Title: Medallion
Date: 12th century AD
Location: Iran, Afghanistan or Central Asia
Materials: turquoise-blue glass, moulded and stamped in relief
Dimensions: 9.1cm (diameter)
Accession Number: GLS 608
Other Notes:
The medallion shows a mounted huntsman, facing backwards, with a falcon on his wrist. Below, a long-tailed hound pursues a hare, also with its head turned. The horse’s tail is knotted and its trappings and the saddlecloth are elaborately decorated with beading.
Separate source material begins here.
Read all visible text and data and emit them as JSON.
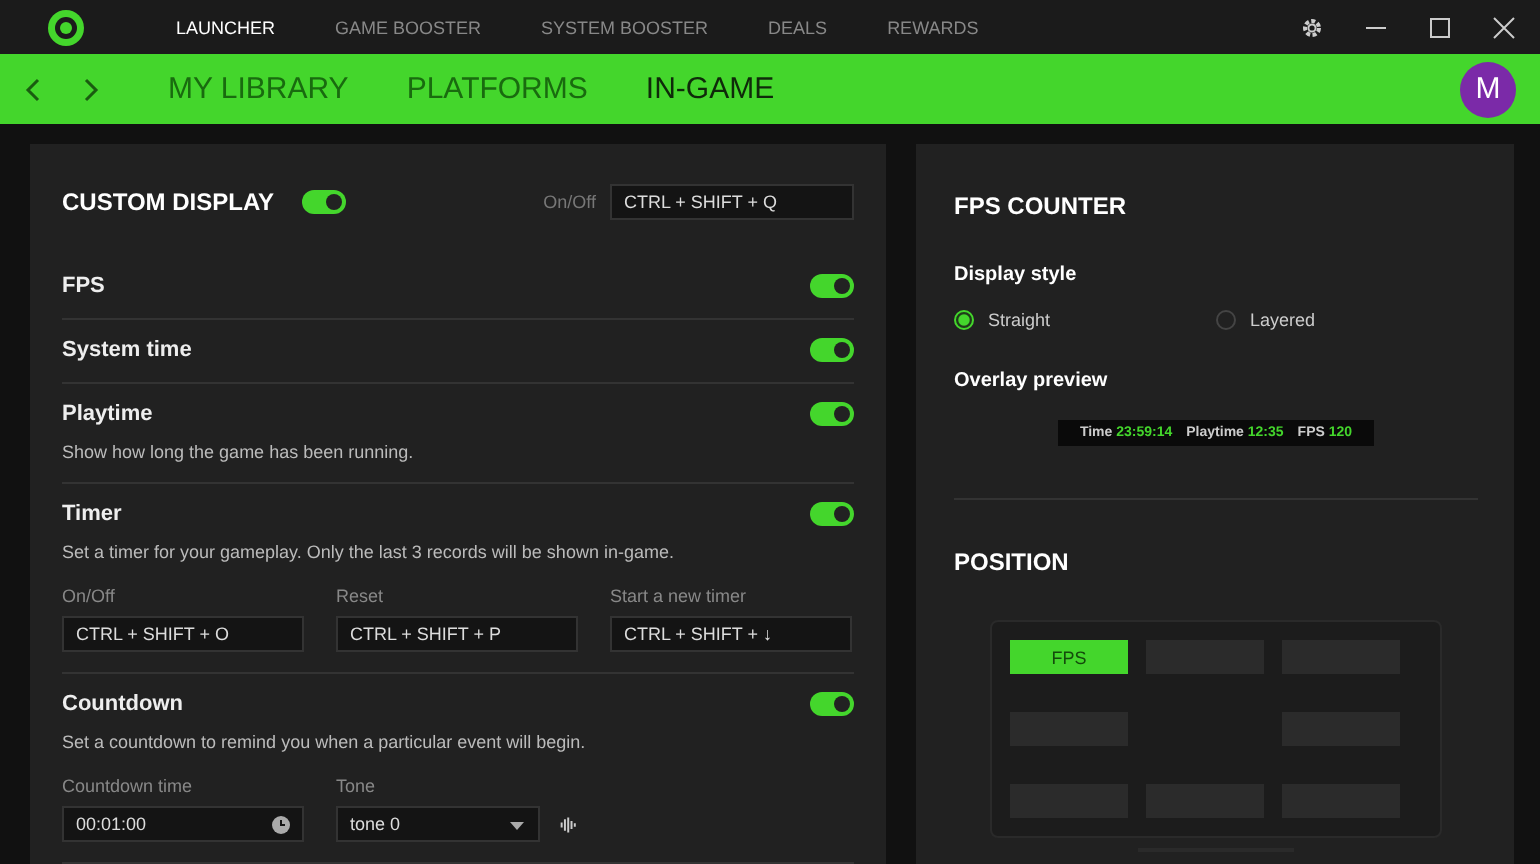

Relief-stamped coloured glass medallions were excavated in the ruins of a 12th-century palace at Termez on the Oxus, close to the Afghan-Uzbek frontier. Some have inscriptions dating them to the late Ghaznavid period (mid 12th century). They have also been reported at Ghazna in Afghanistan and may well have decorated other Ghaznavid palaces, for example at Nishapur. Too small and insufficiently translucent for window-panes, they were probably used to crown a stucco dado, where their remarkable detail could best be appreciated.
Bibliography:
S.M. Goldstein et al, Glass. From Sasanian Antecedents to European Imitations, The Nasser D Khalili Collection of Islamic Art, volume XV, London 2005, cat.157, pp.128–9.
J.M. Rogers, The Arts of Islam. Masterpieces from the Khalili Collection, London 2010, cat.152, p.127.